Today is Smoke-free Day 130 (disclaimer).
Things back home with my family have calmed down, so that's a huge relief for now. We will know more in the days and weeks to come about what happens next.
I still don't have time to write as much as I wish, but a couple of things have been on my mind lately. I've talked about these previously, so it's not quite new, and maybe more like recycled (but hopefully not garbage...). Here's one of them.

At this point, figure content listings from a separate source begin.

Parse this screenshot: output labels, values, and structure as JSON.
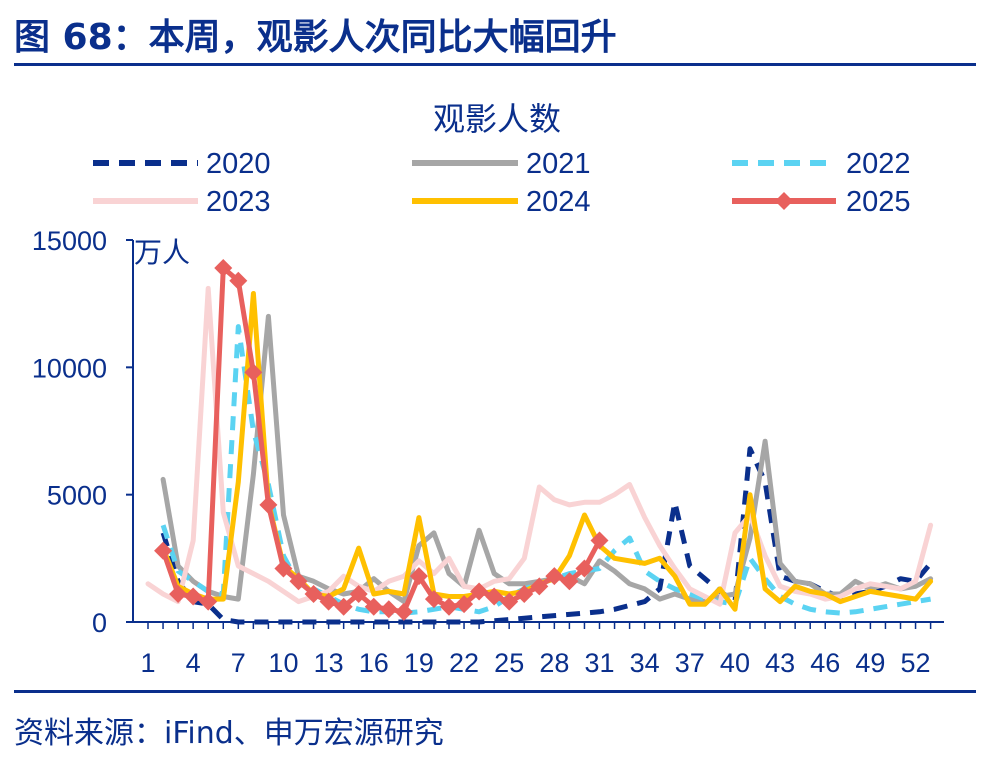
{
  "figure": {
    "title": "图 68：本周，观影人次同比大幅回升",
    "source": "资料来源：iFind、申万宏源研究"
  },
  "chart_data": {
    "type": "line",
    "title": "观影人数",
    "ylabel": "万人",
    "xlabel": "",
    "xlim": [
      1,
      53
    ],
    "ylim": [
      0,
      15000
    ],
    "yticks": [
      0,
      5000,
      10000,
      15000
    ],
    "xticks": [
      1,
      4,
      7,
      10,
      13,
      16,
      19,
      22,
      25,
      28,
      31,
      34,
      37,
      40,
      43,
      46,
      49,
      52
    ],
    "grid": false,
    "legend_position": "top",
    "series": [
      {
        "name": "2020",
        "color": "#0a2f8c",
        "style": "dashed",
        "points": [
          [
            2,
            3500
          ],
          [
            3,
            1600
          ],
          [
            4,
            800
          ],
          [
            5,
            700
          ],
          [
            6,
            100
          ],
          [
            7,
            0
          ],
          [
            8,
            0
          ],
          [
            9,
            0
          ],
          [
            10,
            0
          ],
          [
            11,
            0
          ],
          [
            12,
            0
          ],
          [
            13,
            0
          ],
          [
            14,
            0
          ],
          [
            15,
            0
          ],
          [
            16,
            0
          ],
          [
            17,
            0
          ],
          [
            18,
            0
          ],
          [
            19,
            0
          ],
          [
            20,
            0
          ],
          [
            21,
            0
          ],
          [
            22,
            0
          ],
          [
            23,
            0
          ],
          [
            24,
            50
          ],
          [
            25,
            100
          ],
          [
            26,
            150
          ],
          [
            27,
            200
          ],
          [
            28,
            250
          ],
          [
            29,
            300
          ],
          [
            30,
            350
          ],
          [
            31,
            400
          ],
          [
            32,
            500
          ],
          [
            33,
            650
          ],
          [
            34,
            800
          ],
          [
            35,
            1300
          ],
          [
            36,
            4700
          ],
          [
            37,
            2200
          ],
          [
            38,
            1700
          ],
          [
            39,
            1200
          ],
          [
            40,
            800
          ],
          [
            41,
            6800
          ],
          [
            42,
            5500
          ],
          [
            43,
            1800
          ],
          [
            44,
            1600
          ],
          [
            45,
            1500
          ],
          [
            46,
            1200
          ],
          [
            47,
            1000
          ],
          [
            48,
            1100
          ],
          [
            49,
            1200
          ],
          [
            50,
            1400
          ],
          [
            51,
            1700
          ],
          [
            52,
            1600
          ],
          [
            53,
            2300
          ]
        ]
      },
      {
        "name": "2021",
        "color": "#a6a6a6",
        "style": "solid",
        "points": [
          [
            2,
            5600
          ],
          [
            3,
            2200
          ],
          [
            4,
            1600
          ],
          [
            5,
            1200
          ],
          [
            6,
            1000
          ],
          [
            7,
            900
          ],
          [
            8,
            5800
          ],
          [
            9,
            12000
          ],
          [
            10,
            4200
          ],
          [
            11,
            1800
          ],
          [
            12,
            1600
          ],
          [
            13,
            1300
          ],
          [
            14,
            1100
          ],
          [
            15,
            1200
          ],
          [
            16,
            1700
          ],
          [
            17,
            1200
          ],
          [
            18,
            800
          ],
          [
            19,
            3000
          ],
          [
            20,
            3500
          ],
          [
            21,
            1900
          ],
          [
            22,
            1400
          ],
          [
            23,
            3600
          ],
          [
            24,
            1900
          ],
          [
            25,
            1500
          ],
          [
            26,
            1500
          ],
          [
            27,
            1600
          ],
          [
            28,
            1700
          ],
          [
            29,
            1800
          ],
          [
            30,
            1500
          ],
          [
            31,
            2400
          ],
          [
            32,
            2000
          ],
          [
            33,
            1500
          ],
          [
            34,
            1300
          ],
          [
            35,
            900
          ],
          [
            36,
            1100
          ],
          [
            37,
            900
          ],
          [
            38,
            800
          ],
          [
            39,
            1000
          ],
          [
            40,
            1100
          ],
          [
            41,
            3300
          ],
          [
            42,
            7100
          ],
          [
            43,
            2300
          ],
          [
            44,
            1600
          ],
          [
            45,
            1500
          ],
          [
            46,
            1100
          ],
          [
            47,
            1100
          ],
          [
            48,
            1600
          ],
          [
            49,
            1300
          ],
          [
            50,
            1500
          ],
          [
            51,
            1300
          ],
          [
            52,
            1400
          ],
          [
            53,
            1700
          ]
        ]
      },
      {
        "name": "2022",
        "color": "#5bd3f2",
        "style": "dashed",
        "points": [
          [
            2,
            3800
          ],
          [
            3,
            2000
          ],
          [
            4,
            1600
          ],
          [
            5,
            1200
          ],
          [
            6,
            1100
          ],
          [
            7,
            11600
          ],
          [
            8,
            7500
          ],
          [
            9,
            5400
          ],
          [
            10,
            2600
          ],
          [
            11,
            1500
          ],
          [
            12,
            1300
          ],
          [
            13,
            1000
          ],
          [
            14,
            700
          ],
          [
            15,
            500
          ],
          [
            16,
            400
          ],
          [
            17,
            400
          ],
          [
            18,
            350
          ],
          [
            19,
            400
          ],
          [
            20,
            500
          ],
          [
            21,
            600
          ],
          [
            22,
            500
          ],
          [
            23,
            400
          ],
          [
            24,
            600
          ],
          [
            25,
            1000
          ],
          [
            26,
            1300
          ],
          [
            27,
            1500
          ],
          [
            28,
            1700
          ],
          [
            29,
            1900
          ],
          [
            30,
            2000
          ],
          [
            31,
            2100
          ],
          [
            32,
            2800
          ],
          [
            33,
            3300
          ],
          [
            34,
            2000
          ],
          [
            35,
            1600
          ],
          [
            36,
            1300
          ],
          [
            37,
            1100
          ],
          [
            38,
            900
          ],
          [
            39,
            800
          ],
          [
            40,
            700
          ],
          [
            41,
            2500
          ],
          [
            42,
            1700
          ],
          [
            43,
            1000
          ],
          [
            44,
            700
          ],
          [
            45,
            500
          ],
          [
            46,
            400
          ],
          [
            47,
            350
          ],
          [
            48,
            400
          ],
          [
            49,
            500
          ],
          [
            50,
            600
          ],
          [
            51,
            700
          ],
          [
            52,
            800
          ],
          [
            53,
            900
          ]
        ]
      },
      {
        "name": "2023",
        "color": "#f9d3d4",
        "style": "solid",
        "points": [
          [
            1,
            1500
          ],
          [
            2,
            1100
          ],
          [
            3,
            800
          ],
          [
            4,
            3200
          ],
          [
            5,
            13100
          ],
          [
            6,
            4300
          ],
          [
            7,
            2200
          ],
          [
            8,
            1900
          ],
          [
            9,
            1600
          ],
          [
            10,
            1200
          ],
          [
            11,
            800
          ],
          [
            12,
            1000
          ],
          [
            13,
            1200
          ],
          [
            14,
            1800
          ],
          [
            15,
            1400
          ],
          [
            16,
            1200
          ],
          [
            17,
            1600
          ],
          [
            18,
            1800
          ],
          [
            19,
            2400
          ],
          [
            20,
            1900
          ],
          [
            21,
            2500
          ],
          [
            22,
            1400
          ],
          [
            23,
            1300
          ],
          [
            24,
            1600
          ],
          [
            25,
            1700
          ],
          [
            26,
            2500
          ],
          [
            27,
            5300
          ],
          [
            28,
            4800
          ],
          [
            29,
            4600
          ],
          [
            30,
            4700
          ],
          [
            31,
            4700
          ],
          [
            32,
            5000
          ],
          [
            33,
            5400
          ],
          [
            34,
            4100
          ],
          [
            35,
            3000
          ],
          [
            36,
            2100
          ],
          [
            37,
            1300
          ],
          [
            38,
            1000
          ],
          [
            39,
            700
          ],
          [
            40,
            3500
          ],
          [
            41,
            4200
          ],
          [
            42,
            2600
          ],
          [
            43,
            1400
          ],
          [
            44,
            1200
          ],
          [
            45,
            1100
          ],
          [
            46,
            900
          ],
          [
            47,
            1000
          ],
          [
            48,
            1300
          ],
          [
            49,
            1500
          ],
          [
            50,
            1400
          ],
          [
            51,
            1300
          ],
          [
            52,
            1600
          ],
          [
            53,
            3800
          ]
        ]
      },
      {
        "name": "2024",
        "color": "#ffc000",
        "style": "solid",
        "points": [
          [
            2,
            2900
          ],
          [
            3,
            1400
          ],
          [
            4,
            1100
          ],
          [
            5,
            900
          ],
          [
            6,
            900
          ],
          [
            7,
            5500
          ],
          [
            8,
            12900
          ],
          [
            9,
            4700
          ],
          [
            10,
            2200
          ],
          [
            11,
            1700
          ],
          [
            12,
            1100
          ],
          [
            13,
            1000
          ],
          [
            14,
            1300
          ],
          [
            15,
            2900
          ],
          [
            16,
            1100
          ],
          [
            17,
            1200
          ],
          [
            18,
            1100
          ],
          [
            19,
            4100
          ],
          [
            20,
            1100
          ],
          [
            21,
            1000
          ],
          [
            22,
            1000
          ],
          [
            23,
            1100
          ],
          [
            24,
            1200
          ],
          [
            25,
            1100
          ],
          [
            26,
            1200
          ],
          [
            27,
            1500
          ],
          [
            28,
            1700
          ],
          [
            29,
            2600
          ],
          [
            30,
            4200
          ],
          [
            31,
            3000
          ],
          [
            32,
            2500
          ],
          [
            33,
            2400
          ],
          [
            34,
            2300
          ],
          [
            35,
            2500
          ],
          [
            36,
            1800
          ],
          [
            37,
            700
          ],
          [
            38,
            700
          ],
          [
            39,
            1300
          ],
          [
            40,
            500
          ],
          [
            41,
            5000
          ],
          [
            42,
            1300
          ],
          [
            43,
            800
          ],
          [
            44,
            1400
          ],
          [
            45,
            1200
          ],
          [
            46,
            1100
          ],
          [
            47,
            800
          ],
          [
            48,
            1000
          ],
          [
            49,
            1200
          ],
          [
            50,
            1100
          ],
          [
            51,
            1000
          ],
          [
            52,
            900
          ],
          [
            53,
            1600
          ]
        ]
      },
      {
        "name": "2025",
        "color": "#e8605d",
        "style": "solid-diamond",
        "points": [
          [
            2,
            2800
          ],
          [
            3,
            1100
          ],
          [
            4,
            1000
          ],
          [
            5,
            800
          ],
          [
            6,
            13900
          ],
          [
            7,
            13400
          ],
          [
            8,
            9800
          ],
          [
            9,
            4600
          ],
          [
            10,
            2100
          ],
          [
            11,
            1600
          ],
          [
            12,
            1100
          ],
          [
            13,
            800
          ],
          [
            14,
            600
          ],
          [
            15,
            1100
          ],
          [
            16,
            600
          ],
          [
            17,
            500
          ],
          [
            18,
            400
          ],
          [
            19,
            1800
          ],
          [
            20,
            900
          ],
          [
            21,
            600
          ],
          [
            22,
            700
          ],
          [
            23,
            1200
          ],
          [
            24,
            1000
          ],
          [
            25,
            800
          ],
          [
            26,
            1100
          ],
          [
            27,
            1400
          ],
          [
            28,
            1800
          ],
          [
            29,
            1600
          ],
          [
            30,
            2100
          ],
          [
            31,
            3200
          ]
        ]
      }
    ]
  }
}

As nutty as it has been at work, in some ways busy has kept me busy enough not to even think of smoking, but then once in awhile between "stuff," I feel like I really, really deserve a poison in a stick treat. I don't have one, obviously, so it's all good, but I do know that lots of us experience this sense of loss to varying degrees. The "what's my reward" thing that we programmed our bodies to receive every hour or two or whatever interval we smoked. It's still not as bad as in the beginning, but it amazes me sometimes that when things are at super stress level, it's right there in front of me again. Crazy. Here's the link to a more coherent post of mine about this. I sounded really well-adjusted that day. Maybe some of that grace will come back today since yesterday was better than the day before it. If not, doesn't matter, I still won't smoke. I might have a cup of coffee with Pumpkin Spice creamer (at home there is Egg Nog creamer, too, and later Peppermint Mocha and Gingerbread and other yumminess!). The seasonal coffee flavors really do brighten my world. Every year. Even if it's way too early for Egg Nog stuff.